Auslandsinkasso: Eine Herausforderung der besonderen Art

Außenstände sind ärgerlich und zeitraubend. Oft greifen auch Erinnerungen und Mahnungen nicht, der Vorgang muss an einen Inkassodienstleister abgegeben werden. Doch als wäre das Problem offener Rechnungen nicht schon schlimm genug, kann die Sache noch komplizierter werden, wenn der Schuldner im Ausland sitzt. Aber „aus der Welt“ ist er damit trotzdem nicht. Das Auslandsinkasso kann helfen.

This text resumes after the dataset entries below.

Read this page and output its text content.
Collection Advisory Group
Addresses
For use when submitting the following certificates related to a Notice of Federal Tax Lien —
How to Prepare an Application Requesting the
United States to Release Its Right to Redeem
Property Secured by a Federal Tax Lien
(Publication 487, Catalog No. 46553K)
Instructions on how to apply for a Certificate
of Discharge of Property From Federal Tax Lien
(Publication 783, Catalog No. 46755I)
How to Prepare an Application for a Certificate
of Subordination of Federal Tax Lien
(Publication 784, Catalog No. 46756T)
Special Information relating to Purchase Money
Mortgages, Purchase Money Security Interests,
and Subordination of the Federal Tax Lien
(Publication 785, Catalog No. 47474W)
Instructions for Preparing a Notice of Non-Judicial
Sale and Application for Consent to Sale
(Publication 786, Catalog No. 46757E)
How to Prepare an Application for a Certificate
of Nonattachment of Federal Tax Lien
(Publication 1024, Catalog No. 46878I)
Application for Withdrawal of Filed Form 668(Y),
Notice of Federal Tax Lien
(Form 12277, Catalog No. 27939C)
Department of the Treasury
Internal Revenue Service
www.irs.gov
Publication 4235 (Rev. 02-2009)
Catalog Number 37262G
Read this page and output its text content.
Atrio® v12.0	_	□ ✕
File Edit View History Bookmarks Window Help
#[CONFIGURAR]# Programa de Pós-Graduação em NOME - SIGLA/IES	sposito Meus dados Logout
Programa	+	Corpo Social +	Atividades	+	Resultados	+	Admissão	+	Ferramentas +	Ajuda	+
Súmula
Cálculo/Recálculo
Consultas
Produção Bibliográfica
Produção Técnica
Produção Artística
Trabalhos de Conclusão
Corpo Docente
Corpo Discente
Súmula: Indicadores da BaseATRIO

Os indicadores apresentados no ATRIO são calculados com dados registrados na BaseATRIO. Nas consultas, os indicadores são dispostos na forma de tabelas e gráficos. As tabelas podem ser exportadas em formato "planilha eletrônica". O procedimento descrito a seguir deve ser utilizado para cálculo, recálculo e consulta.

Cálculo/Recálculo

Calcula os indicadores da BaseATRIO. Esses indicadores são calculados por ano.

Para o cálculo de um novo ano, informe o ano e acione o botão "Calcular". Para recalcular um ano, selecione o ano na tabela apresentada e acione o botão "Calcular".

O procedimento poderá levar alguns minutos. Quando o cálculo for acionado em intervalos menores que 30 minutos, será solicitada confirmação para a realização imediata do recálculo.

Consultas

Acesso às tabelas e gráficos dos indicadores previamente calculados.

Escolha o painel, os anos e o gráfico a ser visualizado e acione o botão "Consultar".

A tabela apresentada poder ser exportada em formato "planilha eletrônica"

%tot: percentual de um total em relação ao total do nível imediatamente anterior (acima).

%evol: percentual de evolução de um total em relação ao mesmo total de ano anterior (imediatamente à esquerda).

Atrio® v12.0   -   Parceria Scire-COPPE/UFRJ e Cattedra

Nach wem genau man suchen muss

Sitzt ein Schuldner im Ausland, beginnt das Problem oft mit scheinbar ganz profanen Dingen. So kann es zu einer sportlichen Aufgabe werden, überhaupt erst einmal den handelsrechtlichen Namen des Schuldners zu ermitteln. Sprachprobleme erschweren den Vorgang auch immer wieder. Und letztlich muss man sich mit dem Rechtssystem auskennen, das im betroffenen Land gilt. Aber es gibt auch Probleme mit Mentalitätsunterschieden, wie ein kleines Beispiel zeigt.

„Immer locker bleiben“

Österreich ist uns nah – geografisch, sprachlich und kulturell. Aber es gibt Unterschiede, zum Beispiel bei nicht bezahlten Rechnungen. Diese Erfahrung musste ein Inkassodienstleister machen, der im Auftrag seines Kunden einen Brief schrieb. Dieser wurde nicht beantwortet. Der Grund: In Österreich wird allgemein erwartet, dass Mahnungen oder eben Inkassoanschreiben höflich und umfassend formuliert werden. Fehlen in den Augen des Empfängers diese Eigenschaften im Anschreiben, strafen sie den Absender mit Nichtbeachtung.

Und selbst wenn alles so abläuft, wie es der österreichischen Mentalität entspricht, braucht man Geduld, bis die Zahlung endlich zu verzeichnen ist.

Inkassodienstleister als internationale „Schuldner-Versteher“

Inkassodienstleister, die sich unter anderem Auslandsinkasso auf die Fahne geschrieben haben, müssen sich nicht nur in den rechtlichen Fragen gut auskennen. Sie müssen auch ein Gespür dafür haben, wie sie der jeweiligen Mentalität des Landes begegnen, in dem der Schuldner sitzt. Gute Inkassodienste verfügen hier über ausgezeichnete Möglichkeiten.

Übrigens: Das Beispiel Österreich dient natürlich nur der Veranschaulichung. Wir hätten auch jedes andere Land als Beispiel verwenden können. Im Falle Österreichs haben wir sogar ein Land gewählt, das sehr einfach zu „händeln“ ist, sofern man um die Gepflogenheiten weiß. In anderen Ländern kann die Aufgabenstellung deutlich komplexer sein. In jedem Fall ist das Geld nicht weg, wenn der Schuldner im Ausland sitzt. Zahlreiche Inkassodienste, die sich auf Auslandsinkasso spezialisiert haben, erzielen eindrucksvolle Ergebnisse.